INSURANCE COMPRISES 29.3% OF 2009 NONINTERST INCOME AT OHIO’S PEOPLES BANCORP
Marietta, OH-based, $2 billion-asset Peoples Bancorp reported lower property and casualty insurance commissions drove fourth quarter 2009 insurance brokerage fee income down 8.6% to $2.01 million, from $2.20 million in fourth quarter 2008, but insurance earnings remained the second largest contributor to noninterest income behind $2.67 million in service charges, comprising 25.8% of noninterest earnings, which slipped 0.5% to $7.78 million, down from $7.82 million in fourth quarter 2008.  Income from bank-owned life insurance (BOLI) decreased 3.9% to $244,000, down from $254,000, to comprise 3.1% of noninterest income.  But trust/investment management income rose 1.6% to $1.24 million, up from $1.22 million, to comprise 15.9% of noninterest earnings.  Net interest income on a 3.50% net interest margin soared nearly sixfold to $8.66 million, up from $1.28 million, as loan loss provisions were almost cut in half to $6.76 million.  The company reported net income of $0.7 million, compared to a net loss of $3.1 million in fourth quarter 2008.
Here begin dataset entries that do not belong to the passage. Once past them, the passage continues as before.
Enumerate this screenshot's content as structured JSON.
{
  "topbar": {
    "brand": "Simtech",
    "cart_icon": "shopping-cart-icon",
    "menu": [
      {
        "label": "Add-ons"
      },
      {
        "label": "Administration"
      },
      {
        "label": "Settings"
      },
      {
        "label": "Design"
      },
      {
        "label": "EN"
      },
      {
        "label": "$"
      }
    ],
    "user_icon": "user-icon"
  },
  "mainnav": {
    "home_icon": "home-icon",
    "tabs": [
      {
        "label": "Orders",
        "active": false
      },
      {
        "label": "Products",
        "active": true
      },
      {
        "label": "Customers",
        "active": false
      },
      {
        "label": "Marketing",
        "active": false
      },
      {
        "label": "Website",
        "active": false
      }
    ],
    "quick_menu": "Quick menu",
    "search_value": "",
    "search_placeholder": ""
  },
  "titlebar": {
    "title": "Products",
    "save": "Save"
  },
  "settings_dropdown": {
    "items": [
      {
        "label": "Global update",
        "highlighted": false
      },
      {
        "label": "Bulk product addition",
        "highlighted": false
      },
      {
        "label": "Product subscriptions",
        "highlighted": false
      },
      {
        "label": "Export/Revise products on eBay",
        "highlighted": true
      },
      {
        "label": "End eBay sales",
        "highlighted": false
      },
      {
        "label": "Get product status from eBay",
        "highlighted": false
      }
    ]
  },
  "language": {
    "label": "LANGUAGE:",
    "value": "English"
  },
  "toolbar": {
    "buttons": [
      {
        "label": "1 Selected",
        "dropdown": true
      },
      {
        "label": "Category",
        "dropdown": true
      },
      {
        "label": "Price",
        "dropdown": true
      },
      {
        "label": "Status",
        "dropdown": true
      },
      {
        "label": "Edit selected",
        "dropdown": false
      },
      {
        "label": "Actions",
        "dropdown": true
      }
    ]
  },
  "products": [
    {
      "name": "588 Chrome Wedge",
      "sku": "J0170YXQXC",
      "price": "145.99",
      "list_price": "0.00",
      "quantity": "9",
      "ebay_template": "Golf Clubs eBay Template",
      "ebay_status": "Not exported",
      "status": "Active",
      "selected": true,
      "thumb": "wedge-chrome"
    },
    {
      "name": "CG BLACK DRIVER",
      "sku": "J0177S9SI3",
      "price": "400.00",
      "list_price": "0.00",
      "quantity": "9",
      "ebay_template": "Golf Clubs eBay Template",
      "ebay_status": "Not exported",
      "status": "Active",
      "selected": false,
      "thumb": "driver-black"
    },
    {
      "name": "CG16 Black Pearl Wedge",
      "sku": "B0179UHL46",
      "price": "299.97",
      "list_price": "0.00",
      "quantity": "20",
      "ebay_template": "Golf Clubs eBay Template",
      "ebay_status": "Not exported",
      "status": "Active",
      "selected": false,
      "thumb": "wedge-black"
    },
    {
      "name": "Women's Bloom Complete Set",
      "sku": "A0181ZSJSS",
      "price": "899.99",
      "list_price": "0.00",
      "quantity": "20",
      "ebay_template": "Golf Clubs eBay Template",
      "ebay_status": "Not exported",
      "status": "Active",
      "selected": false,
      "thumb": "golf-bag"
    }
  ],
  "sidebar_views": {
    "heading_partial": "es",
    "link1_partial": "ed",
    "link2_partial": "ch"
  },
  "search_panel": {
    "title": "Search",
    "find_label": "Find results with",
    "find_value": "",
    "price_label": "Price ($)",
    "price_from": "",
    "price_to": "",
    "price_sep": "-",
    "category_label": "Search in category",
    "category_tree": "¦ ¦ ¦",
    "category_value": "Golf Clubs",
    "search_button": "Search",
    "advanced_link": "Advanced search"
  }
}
     For the year 2009, insurance brokerage fee income declined 5.2% to $9.39 million, down from $9.9 million, and, as the second largest contributor to noninterest income behind service charges, comprised 29.3% of that revenue, which slipped 0.2% to $32.05 million, down from $32.1 million.  Trust/investment management income fell 8.2% to $4.72 million, down from $5.14 million to comprise 14.7% of noninterest income.  BOLI decreased 33.5% to $1.05 million, down from $1.58 million, to comprise 3.3% of noninterest earnings.  Net interest income climbed 17.1% to $36.12 million, up from $30.84 million, reflecting a $2 million decrease in loan loss provisions to $25.7 million and a $7.5 million decrease in expenses.  Still, net income tumbled 69.0% to $2.31 million, down from $7.46 million in 2008.  Peoples Bancorp President and CEO Mark Bradley said, “The year 2009 was a challenging year for our bottom-line earnings … caused by the economic downturn that started in 2008.”
    In 2008, Peoples Bancorp’s insurance brokerage income comprised 30.1% of its noninterest income and 10.8% of its net operating revenue.  The company ranked 18th in insurance brokerage earnings among all U.S. bank holding companies (BHCs) with assets between $1 billion and $10 billion, according to the Michael White-Prudential Bank Insurance Fee Income Report.